Ali is one of the guys we hang out with quite often at Al Arez, even though he does not work there. He is really good friends with everyone who does. He also lives very close by and had invited us over to his place the night before and so I told him to call me and we would all go hang out at his place the next night...which was last night. We waited until Shahar showed up and then all went over to his apartment. Which is adorable, even though I fee like i climbed up 8987866 stairs to get there. We went in, got comfy on his couch, and smoked sheisha for hours. We started talking about his family - his life in Lebanon, his university here, what he does in general. What struck me the most was that he only just moved to London from Lebanon 3 months ago. Three months. That was less than a month before I got here. And now he is here. Living. Indefinitely. I wish I had those kind of balls. Or freedom. Or money. But yah. He is here studying right now but they guy has ambition. He wants to apply to an engineering university here and study and actually make something of himself. His brother has an engineering degree in Lebanon and they seem really close. So cute. Brotherly love. He also showed us a bunch of pictures of him and his friends at home. COMPLETE BROMANCE. It is absolutely adorable. I don't know what he does without them. It makes me sad :(
He told us stories about all the crazy stuff he got into when he was a little kid... I'm pretty sure he is a pyromaniac. A cute, nice pyromaniac. But a pyro nonetheless. He made us tea, and it seemed like time just flew by. Before i knew it we were still there and it was past 2 am. And we all had work in the morning. So we started cleaning up and headed out. We made plans to do crazy shit with him Friday night (though we aren't quite sure what that will entail quite yet) and on Saturday we are going to have an official picnic in Hyde Park. :D Ali is going to bring sheisha, Shahar and Jay will provide drinks and spirits ;) and I am going to make us FOODS. Excitement AHHHHHH. I love making new friends. Ali also has a cousin studying in Boston so he is toying with the idea of making a trip over there at some point. Jay and I promised we would take him out and show him a good time :)

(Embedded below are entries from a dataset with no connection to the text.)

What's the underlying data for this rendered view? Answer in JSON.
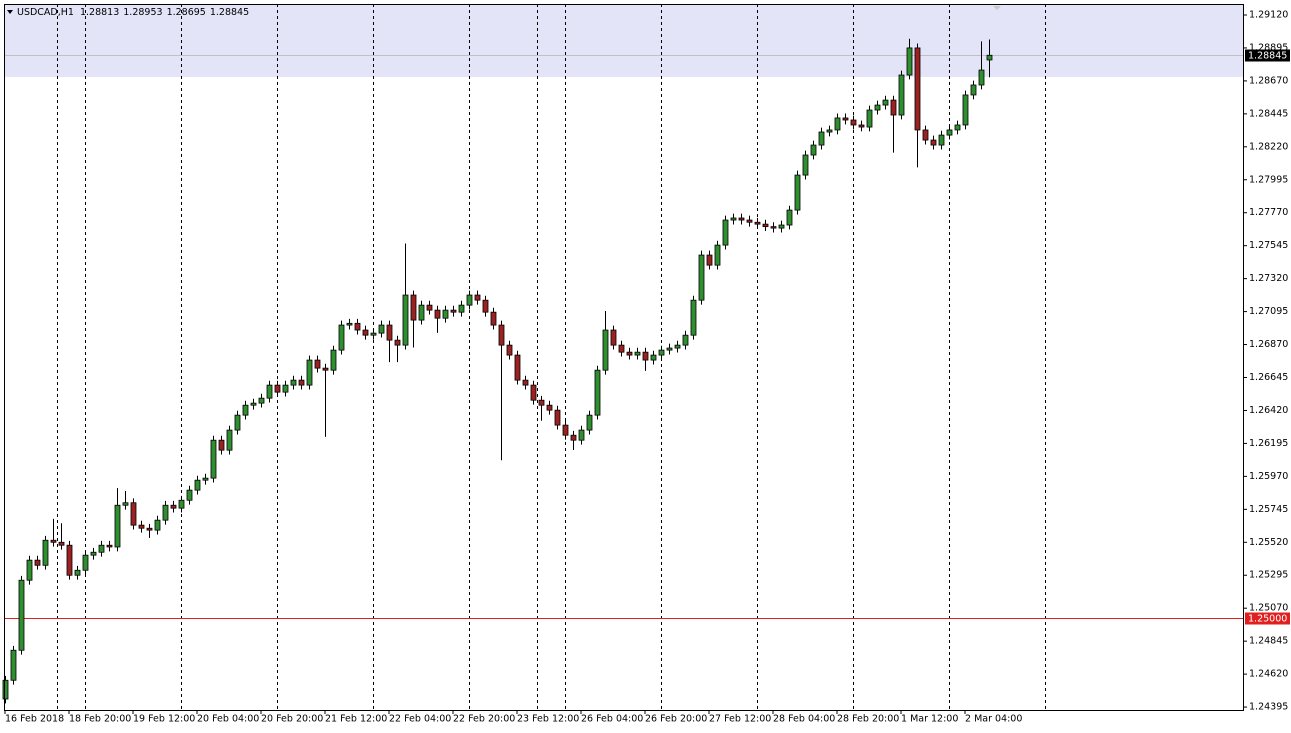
{
  "chart_data": {
    "type": "candlestick",
    "symbol": "USDCAD,H1",
    "categories": [
      "16 Feb 2018",
      null,
      null,
      null,
      null,
      null,
      null,
      null,
      "18 Feb 20:00",
      null,
      null,
      null,
      null,
      null,
      null,
      null,
      "19 Feb 12:00",
      null,
      null,
      null,
      null,
      null,
      null,
      null,
      "20 Feb 04:00",
      null,
      null,
      null,
      null,
      null,
      null,
      null,
      "20 Feb 20:00",
      null,
      null,
      null,
      null,
      null,
      null,
      null,
      "21 Feb 12:00",
      null,
      null,
      null,
      null,
      null,
      null,
      null,
      "22 Feb 04:00",
      null,
      null,
      null,
      null,
      null,
      null,
      null,
      "22 Feb 20:00",
      null,
      null,
      null,
      null,
      null,
      null,
      null,
      "23 Feb 12:00",
      null,
      null,
      null,
      null,
      null,
      null,
      null,
      "26 Feb 04:00",
      null,
      null,
      null,
      null,
      null,
      null,
      null,
      "26 Feb 20:00",
      null,
      null,
      null,
      null,
      null,
      null,
      null,
      "27 Feb 12:00",
      null,
      null,
      null,
      null,
      null,
      null,
      null,
      "28 Feb 04:00",
      null,
      null,
      null,
      null,
      null,
      null,
      null,
      "28 Feb 20:00",
      null,
      null,
      null,
      null,
      null,
      null,
      null,
      "1 Mar 12:00",
      null,
      null,
      null,
      null,
      null,
      null,
      null,
      "2 Mar 04:00",
      null,
      null,
      null
    ],
    "open": [
      1.2445,
      1.24578,
      1.24783,
      1.25261,
      1.25398,
      1.25363,
      1.25534,
      1.2552,
      1.255,
      1.25295,
      1.25329,
      1.25432,
      1.25452,
      1.255,
      1.25488,
      1.25773,
      1.2579,
      1.25637,
      1.25616,
      1.25603,
      1.25671,
      1.25773,
      1.25753,
      1.25807,
      1.25876,
      1.25944,
      1.25958,
      1.26217,
      1.26149,
      1.26286,
      1.26388,
      1.26456,
      1.2647,
      1.26504,
      1.26593,
      1.26545,
      1.26593,
      1.26627,
      1.26593,
      1.26764,
      1.26709,
      1.26695,
      1.26832,
      1.27003,
      1.27015,
      1.26969,
      1.26934,
      1.26948,
      1.27003,
      1.269,
      1.26866,
      1.27208,
      1.27037,
      1.27139,
      1.27105,
      1.2705,
      1.27105,
      1.27091,
      1.27139,
      1.27208,
      1.27173,
      1.27091,
      1.27003,
      1.26866,
      1.26798,
      1.26627,
      1.26593,
      1.2649,
      1.26456,
      1.26422,
      1.2632,
      1.26251,
      1.26217,
      1.26286,
      1.26388,
      1.26695,
      1.26969,
      1.26866,
      1.26818,
      1.26798,
      1.26818,
      1.26764,
      1.26798,
      1.26832,
      1.26846,
      1.26866,
      1.26934,
      1.27173,
      1.27481,
      1.27412,
      1.27549,
      1.2772,
      1.27734,
      1.2772,
      1.27705,
      1.27692,
      1.27675,
      1.27665,
      1.27686,
      1.27788,
      1.28027,
      1.28164,
      1.28232,
      1.28321,
      1.28335,
      1.28417,
      1.28403,
      1.28369,
      1.28355,
      1.28471,
      1.28505,
      1.28539,
      1.28437,
      1.2871,
      1.28895,
      1.28335,
      1.28266,
      1.28232,
      1.283,
      1.28335,
      1.28369,
      1.28574,
      1.28642,
      1.28813
    ],
    "high": [
      1.24608,
      1.24813,
      1.25291,
      1.25428,
      1.25428,
      1.25564,
      1.2568,
      1.2565,
      1.2553,
      1.25359,
      1.25462,
      1.25482,
      1.2553,
      1.2553,
      1.2589,
      1.2587,
      1.2582,
      1.25667,
      1.25646,
      1.25701,
      1.25803,
      1.25803,
      1.25837,
      1.25906,
      1.25974,
      1.25988,
      1.26247,
      1.26247,
      1.26316,
      1.26418,
      1.26486,
      1.265,
      1.26534,
      1.26623,
      1.26623,
      1.26623,
      1.26657,
      1.26657,
      1.26794,
      1.26794,
      1.26739,
      1.26862,
      1.27033,
      1.27045,
      1.27045,
      1.26999,
      1.26978,
      1.27033,
      1.27033,
      1.2693,
      1.2756,
      1.27238,
      1.27169,
      1.27169,
      1.27135,
      1.27135,
      1.27135,
      1.27169,
      1.27238,
      1.27238,
      1.27203,
      1.27121,
      1.27033,
      1.26896,
      1.26828,
      1.26657,
      1.26623,
      1.2652,
      1.26486,
      1.26452,
      1.2635,
      1.26281,
      1.26316,
      1.26418,
      1.26725,
      1.27099,
      1.26999,
      1.26896,
      1.26848,
      1.26848,
      1.26848,
      1.26828,
      1.26862,
      1.26876,
      1.26896,
      1.26964,
      1.27203,
      1.27511,
      1.27511,
      1.27579,
      1.2775,
      1.27764,
      1.27764,
      1.2775,
      1.27735,
      1.27722,
      1.27705,
      1.27716,
      1.27818,
      1.28057,
      1.28194,
      1.28262,
      1.28351,
      1.28365,
      1.28447,
      1.28447,
      1.28433,
      1.28399,
      1.28501,
      1.28535,
      1.28569,
      1.28569,
      1.2874,
      1.28958,
      1.28925,
      1.28365,
      1.28296,
      1.2833,
      1.28365,
      1.28399,
      1.28604,
      1.28672,
      1.2894,
      1.28953
    ],
    "low": [
      1.2442,
      1.24548,
      1.24753,
      1.25231,
      1.25333,
      1.25333,
      1.2549,
      1.2547,
      1.25265,
      1.25265,
      1.25299,
      1.25402,
      1.25422,
      1.25458,
      1.25458,
      1.25743,
      1.25607,
      1.25586,
      1.2555,
      1.25573,
      1.25641,
      1.25723,
      1.25723,
      1.25777,
      1.25846,
      1.25914,
      1.25928,
      1.26119,
      1.26119,
      1.26256,
      1.26358,
      1.26426,
      1.2644,
      1.26474,
      1.26515,
      1.26515,
      1.26563,
      1.26563,
      1.26563,
      1.26679,
      1.2624,
      1.26665,
      1.26802,
      1.26973,
      1.26939,
      1.26904,
      1.26904,
      1.26918,
      1.2675,
      1.2675,
      1.26836,
      1.2685,
      1.27007,
      1.27075,
      1.2695,
      1.2702,
      1.27061,
      1.27061,
      1.27109,
      1.27143,
      1.27061,
      1.26973,
      1.2608,
      1.26768,
      1.26597,
      1.26563,
      1.2646,
      1.2635,
      1.26392,
      1.2629,
      1.26221,
      1.2615,
      1.26187,
      1.26256,
      1.26358,
      1.26665,
      1.26836,
      1.26788,
      1.26768,
      1.26768,
      1.2669,
      1.26734,
      1.26768,
      1.26802,
      1.26816,
      1.26836,
      1.26904,
      1.27143,
      1.27382,
      1.27382,
      1.27519,
      1.2769,
      1.2769,
      1.27675,
      1.27662,
      1.27645,
      1.27635,
      1.27635,
      1.27656,
      1.27758,
      1.27997,
      1.28134,
      1.28202,
      1.28291,
      1.28305,
      1.28373,
      1.28339,
      1.28325,
      1.28325,
      1.28441,
      1.28475,
      1.2818,
      1.28407,
      1.2868,
      1.2808,
      1.28236,
      1.28202,
      1.28202,
      1.2827,
      1.28305,
      1.28339,
      1.28544,
      1.28612,
      1.28695
    ],
    "close": [
      1.24578,
      1.24783,
      1.25261,
      1.25398,
      1.25363,
      1.25534,
      1.2552,
      1.255,
      1.25295,
      1.25329,
      1.25432,
      1.25452,
      1.255,
      1.25488,
      1.25773,
      1.2579,
      1.25637,
      1.25616,
      1.25603,
      1.25671,
      1.25773,
      1.25753,
      1.25807,
      1.25876,
      1.25944,
      1.25958,
      1.26217,
      1.26149,
      1.26286,
      1.26388,
      1.26456,
      1.2647,
      1.26504,
      1.26593,
      1.26545,
      1.26593,
      1.26627,
      1.26593,
      1.26764,
      1.26709,
      1.26695,
      1.26832,
      1.27003,
      1.27015,
      1.26969,
      1.26934,
      1.26948,
      1.27003,
      1.269,
      1.26866,
      1.27208,
      1.27037,
      1.27139,
      1.27105,
      1.2705,
      1.27105,
      1.27091,
      1.27139,
      1.27208,
      1.27173,
      1.27091,
      1.27003,
      1.26866,
      1.26798,
      1.26627,
      1.26593,
      1.2649,
      1.26456,
      1.26422,
      1.2632,
      1.26251,
      1.26217,
      1.26286,
      1.26388,
      1.26695,
      1.26969,
      1.26866,
      1.26818,
      1.26798,
      1.26818,
      1.26764,
      1.26798,
      1.26832,
      1.26846,
      1.26866,
      1.26934,
      1.27173,
      1.27481,
      1.27412,
      1.27549,
      1.2772,
      1.27734,
      1.2772,
      1.27705,
      1.27692,
      1.27675,
      1.27665,
      1.27686,
      1.27788,
      1.28027,
      1.28164,
      1.28232,
      1.28321,
      1.28335,
      1.28417,
      1.28403,
      1.28369,
      1.28355,
      1.28471,
      1.28505,
      1.28539,
      1.28437,
      1.2871,
      1.28895,
      1.28335,
      1.28266,
      1.28232,
      1.283,
      1.28335,
      1.28369,
      1.28574,
      1.28642,
      1.28744,
      1.28845
    ],
    "up_color": "#2f8f2f",
    "down_color": "#9b2222",
    "ylim": [
      1.24375,
      1.29195
    ],
    "yticks": [
      {
        "value": 1.24395,
        "label": "1.24395"
      },
      {
        "value": 1.2462,
        "label": "1.24620"
      },
      {
        "value": 1.24845,
        "label": "1.24845"
      },
      {
        "value": 1.2507,
        "label": "1.25070"
      },
      {
        "value": 1.25295,
        "label": "1.25295"
      },
      {
        "value": 1.2552,
        "label": "1.25520"
      },
      {
        "value": 1.25745,
        "label": "1.25745"
      },
      {
        "value": 1.2597,
        "label": "1.25970"
      },
      {
        "value": 1.26195,
        "label": "1.26195"
      },
      {
        "value": 1.2642,
        "label": "1.26420"
      },
      {
        "value": 1.26645,
        "label": "1.26645"
      },
      {
        "value": 1.2687,
        "label": "1.26870"
      },
      {
        "value": 1.27095,
        "label": "1.27095"
      },
      {
        "value": 1.2732,
        "label": "1.27320"
      },
      {
        "value": 1.27545,
        "label": "1.27545"
      },
      {
        "value": 1.2777,
        "label": "1.27770"
      },
      {
        "value": 1.27995,
        "label": "1.27995"
      },
      {
        "value": 1.2822,
        "label": "1.28220"
      },
      {
        "value": 1.28445,
        "label": "1.28445"
      },
      {
        "value": 1.2867,
        "label": "1.28670"
      },
      {
        "value": 1.28895,
        "label": "1.28895"
      },
      {
        "value": 1.2912,
        "label": "1.29120"
      }
    ],
    "hline": {
      "value": 1.25,
      "label": "1.25000",
      "color": "#e02020"
    },
    "zone": {
      "from": 1.28697,
      "to": 1.29195,
      "color": "#e4e4f8"
    }
  }
}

Anyways, yah I guess I'm just living out these next couple of weeks as if I were a Londoner and not a tourist. I Just want to exist here in atmosphere of it all. I've already seen everything touristy I want to, especially because my family was here. So now I just want to sit back, relax, and enjoy. And I think the picnic is a great way to do that. I am also going to Brighton this weekend, and the weather is supposed to be gorgeous. So hello polka dot bikini :) And then Paris next weekend with my two loves Bella and Jen. It's going to be a great couple of weeks.